This can allow you to achieve even greater throughput on bulk importing or other actions that involve lots of commands.
Pub/Sub
Redis has commands dedicated to pub/sub functionality, allowing redis to act as a high speed message broadcaster. This allows a single client to publish messages to many other clients connected to a channel.
Redis does pub/sub as well as almost any tool. Dedicated message brokers like RabbitMQ may have advantages in certain areas, but the fact that the same server can also give you persistent durable queues and other data structures your pub/sub workloads likely need, Redis will often prove to be the best and most simple tool for the job.
Lua Scripting
You can kind of think of lua scripts like redis's own SQL or stored procedures. It's both more and less than that, but the analogy mostly works.

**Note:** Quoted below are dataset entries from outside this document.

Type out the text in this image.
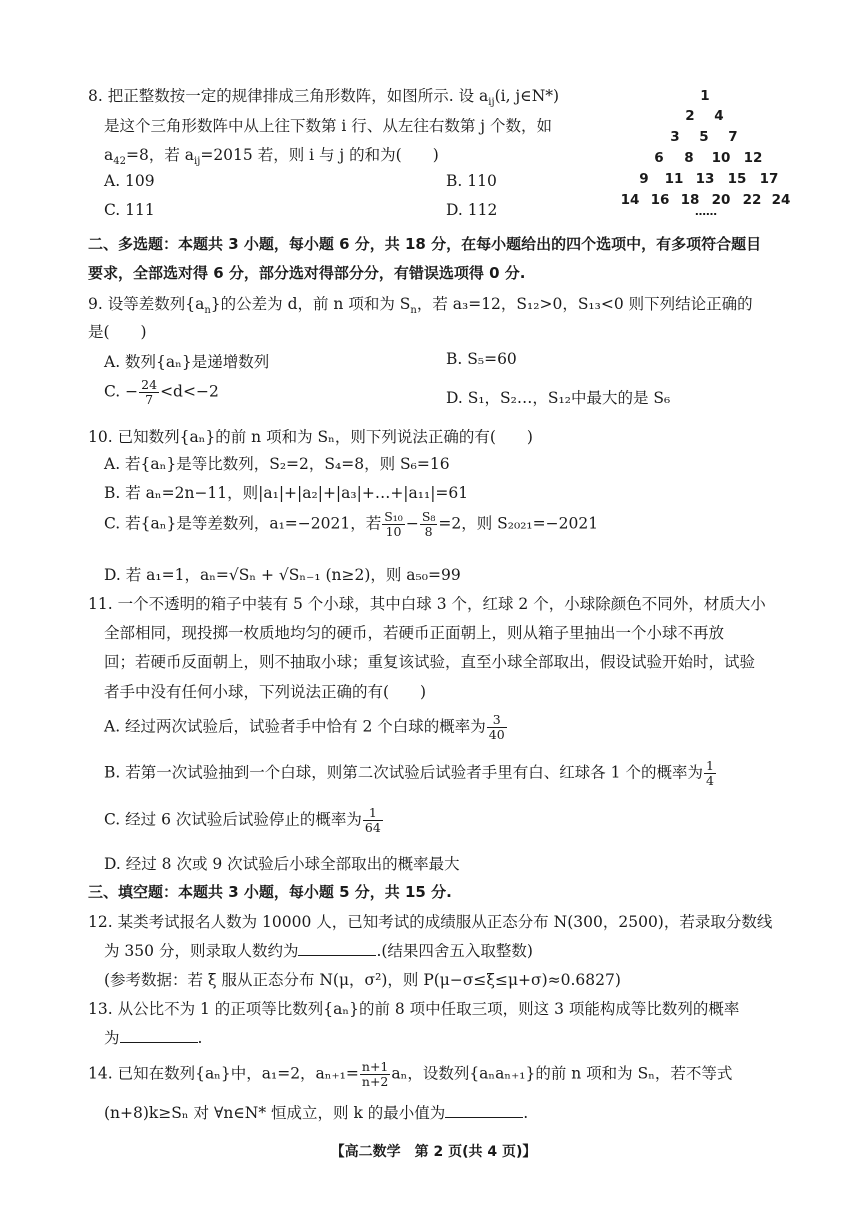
8. 把正整数按一定的规律排成三角形数阵，如图所示. 设 $a_{ij}(i$, j∈N*)
是这个三角形数阵中从上往下数第 i 行、从左往右数第 j 个数，如
$a_{42}=8$，若 $a_{ij}=2015$ 若，则 i 与 j 的和为(　　)
A. 109	B. 110
C. 111	D. 112
1
2	4
3	5	7
6	8	10 12
9	11 13 15 17
14 16 18 20 22 24
……
二、多选题：本题共 3 小题，每小题 6 分，共 18 分，在每小题给出的四个选项中，有多项符合题目
要求，全部选对得 6 分，部分选对得部分分，有错误选项得 0 分.
9. 设等差数列$\{a_n\}$的公差为 d，前 n 项和为 $S_n$，若 a₃=12，S₁₂>0，S₁₃<0 则下列结论正确的
是(　　)
A. 数列{aₙ}是递增数列	B. S₅=60
C. − $\frac{24}{7} <d<-2$	D. S₁，S₂…，S₁₂中最大的是 S₆
10. 已知数列{aₙ}的前 n 项和为 Sₙ，则下列说法正确的有(　　)
A. 若{aₙ}是等比数列，S₂=2，S₄=8，则 S₆=16
B. 若 aₙ=2n−11，则|a₁|+|a₂|+|a₃|+…+|a₁₁|=61
C. 若{aₙ}是等差数列，a₁=−2021，若 $\frac{\text{S₁₀}}{10} - \frac{\text{S₈}}{8} =2$，则 S₂₀₂₁=−2021
D. 若 a₁=1，aₙ=√Sₙ + √Sₙ₋₁ (n≥2)，则 a₅₀=99
11. 一个不透明的箱子中装有 5 个小球，其中白球 3 个，红球 2 个，小球除颜色不同外，材质大小
全部相同，现投掷一枚质地均匀的硬币，若硬币正面朝上，则从箱子里抽出一个小球不再放
回；若硬币反面朝上，则不抽取小球；重复该试验，直至小球全部取出，假设试验开始时，试验
者手中没有任何小球，下列说法正确的有(　　)
A. 经过两次试验后，试验者手中恰有 2 个白球的概率为 $\frac{3}{40}$
B. 若第一次试验抽到一个白球，则第二次试验后试验者手里有白、红球各 1 个的概率为 $\frac{1}{4}$
C. 经过 6 次试验后试验停止的概率为 $\frac{1}{64}$
D. 经过 8 次或 9 次试验后小球全部取出的概率最大
三、填空题：本题共 3 小题，每小题 5 分，共 15 分.
12. 某类考试报名人数为 10000 人，已知考试的成绩服从正态分布 N(300，2500)，若录取分数线
为 350 分，则录取人数约为	.(结果四舍五入取整数)
(参考数据：若 ξ 服从正态分布 N(μ，σ²)，则 P(μ−σ≤ξ≤μ+σ)≈0.6827)
13. 从公比不为 1 的正项等比数列{aₙ}的前 8 项中任取三项，则这 3 项能构成等比数列的概率
为	.
14. 已知在数列{aₙ}中，a₁=2，$a_{n+1}= \frac{n+1}{n+2}$ aₙ，设数列{aₙaₙ₊₁}的前 n 项和为 Sₙ，若不等式
(n+8)k≥Sₙ 对 ∀n∈N* 恒成立，则 k 的最小值为	.
【高二数学　第 2 页(共 4 页)】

Maybe you have complex calculations you want redis to perform. Maybe you can't afford to have your transactions roll back and need guarantees every step of a complex process will happen atomically. These problems and many more can be solved with lua scripting.
The entire script is executed atomically, so if you can fit your logic into a lua script you can often avoid messing with optimistic locking transactions.
Scaling
As mentioned above, redis includes built in support for clustering and is bundled with its own high availability tool called redis-sentinel.
Conclusion
Without hesitation I would recommend redis over memcached for any new projects, or existing projects that don't already use memcached.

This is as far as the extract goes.